Focusses on the CSS standard. CSS is designed for styling web pages and XML documents. It stands for Cascading Style Sheets. CSS does the work of two XML standards: XSLT and XSL-FO. CSS is more streamlined than these other two standards It lacks their flexibility/precision but on the other hand, those two lacks its concision.

Monday, June 19, 2006

Another weblog about CSS begins

Most of the web today completely relies on CSS for styling the appearance of documents.

Whether a web page is HTML, XHTML, or perhaps some other form of XML - CSS can be used to style it. Not just affecting the appearance of text - but also controlling the layout of different blocks of content on the page and even inserting images and text as needed - for a little extra panache.

While CSS is not as powerful as XSLT in terms of reorganizing and filtering the content of a document, it does have some strong advantages over XSLT.
  1. works with grungy real-world HTML pages, not merely XHTML/XML documents
  2. very concise way of defining rules - selectors and properties, that is all it takes
  3. supported by every web browser to some degree
  4. no programming skill required at all in order to be able to write CSS

There are a lot more things that they both have in common.
  1. can operate on any XML document (yes, it is true - CSS 2 can style XML)
  2. supported by virtually every browser, to some degree (note fully support CSS 2.1, the longtime current standard, yet)
  3. supported by every web browser to some degree
  4. Java text components support CSS, a little - and XSLT completely


I have been working with XSLT for almost 5 years, and CSS for almost 4 years.

I have had the odd pleasure of generating HTML pages with my CSS in them from my own hand-written XSLT. I generated XSL-FO marked up documents with the identical content and corresponding styles.

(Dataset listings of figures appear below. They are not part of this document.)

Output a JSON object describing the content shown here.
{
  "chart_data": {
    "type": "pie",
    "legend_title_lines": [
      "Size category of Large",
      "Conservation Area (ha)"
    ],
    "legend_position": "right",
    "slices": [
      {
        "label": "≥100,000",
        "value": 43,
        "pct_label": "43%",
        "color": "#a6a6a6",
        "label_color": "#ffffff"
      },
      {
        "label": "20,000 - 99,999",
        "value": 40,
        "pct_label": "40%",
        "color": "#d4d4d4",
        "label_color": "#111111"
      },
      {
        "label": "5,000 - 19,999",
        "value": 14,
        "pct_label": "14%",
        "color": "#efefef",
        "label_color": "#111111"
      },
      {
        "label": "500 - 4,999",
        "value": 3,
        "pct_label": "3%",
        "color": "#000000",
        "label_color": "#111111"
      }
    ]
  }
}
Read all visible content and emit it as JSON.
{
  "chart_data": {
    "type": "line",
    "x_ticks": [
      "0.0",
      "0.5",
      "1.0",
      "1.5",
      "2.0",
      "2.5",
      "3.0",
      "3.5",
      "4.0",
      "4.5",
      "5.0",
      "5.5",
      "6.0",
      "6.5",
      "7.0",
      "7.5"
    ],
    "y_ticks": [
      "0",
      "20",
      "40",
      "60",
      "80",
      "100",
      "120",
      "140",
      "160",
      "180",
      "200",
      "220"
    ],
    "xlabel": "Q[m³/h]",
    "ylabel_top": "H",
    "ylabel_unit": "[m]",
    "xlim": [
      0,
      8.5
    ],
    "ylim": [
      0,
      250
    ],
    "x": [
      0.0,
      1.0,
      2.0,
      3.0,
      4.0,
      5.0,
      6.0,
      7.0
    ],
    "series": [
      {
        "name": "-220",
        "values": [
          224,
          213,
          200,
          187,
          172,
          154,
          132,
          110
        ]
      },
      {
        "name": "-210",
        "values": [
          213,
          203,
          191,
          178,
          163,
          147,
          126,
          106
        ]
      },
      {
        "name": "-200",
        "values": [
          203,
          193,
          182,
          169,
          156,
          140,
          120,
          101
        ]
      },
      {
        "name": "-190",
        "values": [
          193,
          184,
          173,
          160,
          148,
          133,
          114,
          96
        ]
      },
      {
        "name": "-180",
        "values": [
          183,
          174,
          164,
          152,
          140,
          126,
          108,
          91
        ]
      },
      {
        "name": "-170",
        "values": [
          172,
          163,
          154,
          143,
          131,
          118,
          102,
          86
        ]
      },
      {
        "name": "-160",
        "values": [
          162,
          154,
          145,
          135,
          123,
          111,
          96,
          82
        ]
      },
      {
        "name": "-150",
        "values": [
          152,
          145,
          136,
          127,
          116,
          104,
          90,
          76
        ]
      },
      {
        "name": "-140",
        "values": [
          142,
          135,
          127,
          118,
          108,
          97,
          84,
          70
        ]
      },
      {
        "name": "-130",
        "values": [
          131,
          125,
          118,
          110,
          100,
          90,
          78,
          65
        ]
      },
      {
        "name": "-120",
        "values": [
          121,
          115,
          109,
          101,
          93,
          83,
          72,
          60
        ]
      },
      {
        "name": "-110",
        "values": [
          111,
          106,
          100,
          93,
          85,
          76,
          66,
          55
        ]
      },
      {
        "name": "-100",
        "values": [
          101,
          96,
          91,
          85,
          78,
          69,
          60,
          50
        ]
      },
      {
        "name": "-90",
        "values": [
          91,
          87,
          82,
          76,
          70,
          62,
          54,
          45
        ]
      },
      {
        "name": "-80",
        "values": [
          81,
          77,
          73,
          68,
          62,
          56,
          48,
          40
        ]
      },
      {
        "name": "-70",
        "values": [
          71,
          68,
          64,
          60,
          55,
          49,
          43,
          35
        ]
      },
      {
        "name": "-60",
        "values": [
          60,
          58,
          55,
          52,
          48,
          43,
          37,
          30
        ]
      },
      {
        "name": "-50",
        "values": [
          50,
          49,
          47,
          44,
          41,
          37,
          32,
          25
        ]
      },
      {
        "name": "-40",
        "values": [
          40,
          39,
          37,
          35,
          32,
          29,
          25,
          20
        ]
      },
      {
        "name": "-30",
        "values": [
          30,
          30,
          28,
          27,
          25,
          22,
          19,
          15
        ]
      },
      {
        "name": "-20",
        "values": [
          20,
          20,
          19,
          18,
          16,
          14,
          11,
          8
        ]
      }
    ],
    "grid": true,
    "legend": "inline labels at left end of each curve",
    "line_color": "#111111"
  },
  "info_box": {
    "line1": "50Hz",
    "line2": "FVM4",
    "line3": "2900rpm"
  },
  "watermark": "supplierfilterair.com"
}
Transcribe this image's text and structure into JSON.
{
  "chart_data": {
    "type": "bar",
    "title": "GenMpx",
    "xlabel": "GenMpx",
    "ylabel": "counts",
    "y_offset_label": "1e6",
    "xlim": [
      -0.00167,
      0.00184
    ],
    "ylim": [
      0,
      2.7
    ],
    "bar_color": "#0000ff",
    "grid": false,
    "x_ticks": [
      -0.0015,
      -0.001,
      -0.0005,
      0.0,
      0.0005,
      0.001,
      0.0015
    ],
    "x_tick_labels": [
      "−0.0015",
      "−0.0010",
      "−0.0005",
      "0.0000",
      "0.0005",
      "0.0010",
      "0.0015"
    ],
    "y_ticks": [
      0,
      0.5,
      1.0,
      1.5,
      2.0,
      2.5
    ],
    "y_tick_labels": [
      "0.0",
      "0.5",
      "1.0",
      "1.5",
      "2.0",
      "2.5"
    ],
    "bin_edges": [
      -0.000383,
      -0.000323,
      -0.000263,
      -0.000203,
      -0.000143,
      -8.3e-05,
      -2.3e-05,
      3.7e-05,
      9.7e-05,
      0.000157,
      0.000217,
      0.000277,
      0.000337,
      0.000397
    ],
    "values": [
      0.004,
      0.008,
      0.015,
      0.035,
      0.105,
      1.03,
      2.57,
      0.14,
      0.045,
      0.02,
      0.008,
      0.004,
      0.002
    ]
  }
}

I like using all of them. They are a lot of fun. They are understood, literally, by software around the world.

There probably is not a desktop computer in the world at this point that does not understand these technologies. Certainly, every computer made in the past 7 years does.

So CSS is extremely relevant to business people, home computer users, bloggers, people reading/writing email - everyone who uses a computer, really. Even programmers, if you must know.

Because CSS is so important, I wanted to own a blog that would keep track of the exciting developments going on with this powerful tool. Text speaks what is on the mind. Adding CSS expresses it.